Arizona State University
2017 Alzheimer’s Association Research Grant (AARG)
Do alterations in the protein NR4a2 promote memory loss in Alzheimer’s disease?
The build-up of amyloid plaques and tau tangles in the brain is a hallmark of Alzheimer’s disease. However, it is not yet clear how these changes lead to progressive memory loss. The activity of many different genes and proteins is necessary for normal learning and memory processes. In previous studies, Antonella Caccamo, Ph.D., and colleagues found that a protein called NR4a2 (nuclear receptor subfamily-4a2) is activated in the brains of normal mice during learning, but not in Alzheimer’s-like mice. They hypothesize that learning-induced activity of NR4a2 is necessary for proper memory formation, and that lack of this protein could be a contributing factor to cognitive decline in Alzheimer’s disease.

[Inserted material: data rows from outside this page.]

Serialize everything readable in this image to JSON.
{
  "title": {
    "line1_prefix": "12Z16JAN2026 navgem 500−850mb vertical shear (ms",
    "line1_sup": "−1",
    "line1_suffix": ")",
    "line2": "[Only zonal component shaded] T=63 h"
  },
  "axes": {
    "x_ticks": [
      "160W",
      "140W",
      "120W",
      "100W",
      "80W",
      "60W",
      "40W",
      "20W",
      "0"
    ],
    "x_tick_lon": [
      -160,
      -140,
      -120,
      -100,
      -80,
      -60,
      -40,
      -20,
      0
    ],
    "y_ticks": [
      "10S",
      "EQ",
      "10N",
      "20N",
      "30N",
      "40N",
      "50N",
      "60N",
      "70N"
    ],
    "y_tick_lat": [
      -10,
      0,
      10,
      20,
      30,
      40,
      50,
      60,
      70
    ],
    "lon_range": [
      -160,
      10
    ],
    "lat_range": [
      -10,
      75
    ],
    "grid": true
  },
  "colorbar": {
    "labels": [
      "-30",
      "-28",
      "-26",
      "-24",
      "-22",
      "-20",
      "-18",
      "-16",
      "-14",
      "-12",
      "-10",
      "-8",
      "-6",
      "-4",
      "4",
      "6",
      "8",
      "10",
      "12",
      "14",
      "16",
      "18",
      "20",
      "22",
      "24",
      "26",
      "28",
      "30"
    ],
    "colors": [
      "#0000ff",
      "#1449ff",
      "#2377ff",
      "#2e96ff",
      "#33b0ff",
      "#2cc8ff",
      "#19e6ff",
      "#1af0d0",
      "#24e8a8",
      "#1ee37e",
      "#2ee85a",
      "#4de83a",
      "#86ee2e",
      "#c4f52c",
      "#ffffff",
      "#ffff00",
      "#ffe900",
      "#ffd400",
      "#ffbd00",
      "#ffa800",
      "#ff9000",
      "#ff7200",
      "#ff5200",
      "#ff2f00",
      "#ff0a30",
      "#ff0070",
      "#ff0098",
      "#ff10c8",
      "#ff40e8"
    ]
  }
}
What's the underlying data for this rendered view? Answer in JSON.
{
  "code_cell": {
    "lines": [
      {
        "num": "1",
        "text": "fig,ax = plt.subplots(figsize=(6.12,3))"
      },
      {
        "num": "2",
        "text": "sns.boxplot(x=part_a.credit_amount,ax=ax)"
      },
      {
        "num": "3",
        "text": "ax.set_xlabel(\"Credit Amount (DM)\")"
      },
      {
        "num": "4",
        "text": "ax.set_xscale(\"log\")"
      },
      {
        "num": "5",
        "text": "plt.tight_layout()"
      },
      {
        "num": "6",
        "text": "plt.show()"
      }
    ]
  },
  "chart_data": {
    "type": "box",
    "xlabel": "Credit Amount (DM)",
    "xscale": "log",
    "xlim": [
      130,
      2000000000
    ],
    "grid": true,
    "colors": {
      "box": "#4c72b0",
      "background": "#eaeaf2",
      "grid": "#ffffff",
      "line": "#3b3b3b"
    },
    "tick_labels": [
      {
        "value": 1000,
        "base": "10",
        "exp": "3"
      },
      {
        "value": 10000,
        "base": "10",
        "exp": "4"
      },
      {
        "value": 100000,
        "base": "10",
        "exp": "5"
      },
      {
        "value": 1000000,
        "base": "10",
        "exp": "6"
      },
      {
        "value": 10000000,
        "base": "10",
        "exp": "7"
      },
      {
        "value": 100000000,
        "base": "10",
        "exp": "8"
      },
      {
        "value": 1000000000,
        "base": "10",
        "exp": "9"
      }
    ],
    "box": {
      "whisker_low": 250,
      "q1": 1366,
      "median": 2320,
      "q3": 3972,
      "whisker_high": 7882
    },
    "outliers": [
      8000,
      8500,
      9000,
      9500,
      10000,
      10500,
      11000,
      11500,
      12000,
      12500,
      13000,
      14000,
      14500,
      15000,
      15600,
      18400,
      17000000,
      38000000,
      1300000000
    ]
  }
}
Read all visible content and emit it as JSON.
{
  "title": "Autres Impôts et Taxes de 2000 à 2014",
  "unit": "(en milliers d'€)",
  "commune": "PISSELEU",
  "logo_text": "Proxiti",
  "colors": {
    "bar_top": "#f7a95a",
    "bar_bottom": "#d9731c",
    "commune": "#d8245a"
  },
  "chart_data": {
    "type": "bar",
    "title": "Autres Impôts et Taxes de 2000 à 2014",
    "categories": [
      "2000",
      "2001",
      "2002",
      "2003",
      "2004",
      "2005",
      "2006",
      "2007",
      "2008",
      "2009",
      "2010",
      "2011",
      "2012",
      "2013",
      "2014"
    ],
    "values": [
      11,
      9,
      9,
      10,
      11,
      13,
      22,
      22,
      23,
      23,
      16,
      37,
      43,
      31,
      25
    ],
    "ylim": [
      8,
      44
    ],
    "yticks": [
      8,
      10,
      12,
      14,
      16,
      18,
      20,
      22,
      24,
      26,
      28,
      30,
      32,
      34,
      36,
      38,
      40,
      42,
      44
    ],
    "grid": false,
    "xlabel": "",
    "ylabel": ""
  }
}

For their current studies, Dr. Caccamo will increase or decrease the levels of NR4a2 in the brains of normal and Alzheimer’s-like mice and measure the effects on their memory function. A main focus will be to increase the activity of NR4a2 in the brains of Alzheimer’s-like mice to see if this can improve their cognition and preserve nerve cell connections. They will also determine how NR4a2 affects the function of other genes and proteins involved in learning and memory processes.
The results of this work could provide new information on the role of NR4a2 in memory formation and Alzheimer’s disease. These findings could also help determine if the development of treatments to increase NR4a2 could potentially slow or prevent cognitive decline associated with Alzheimer’s disease.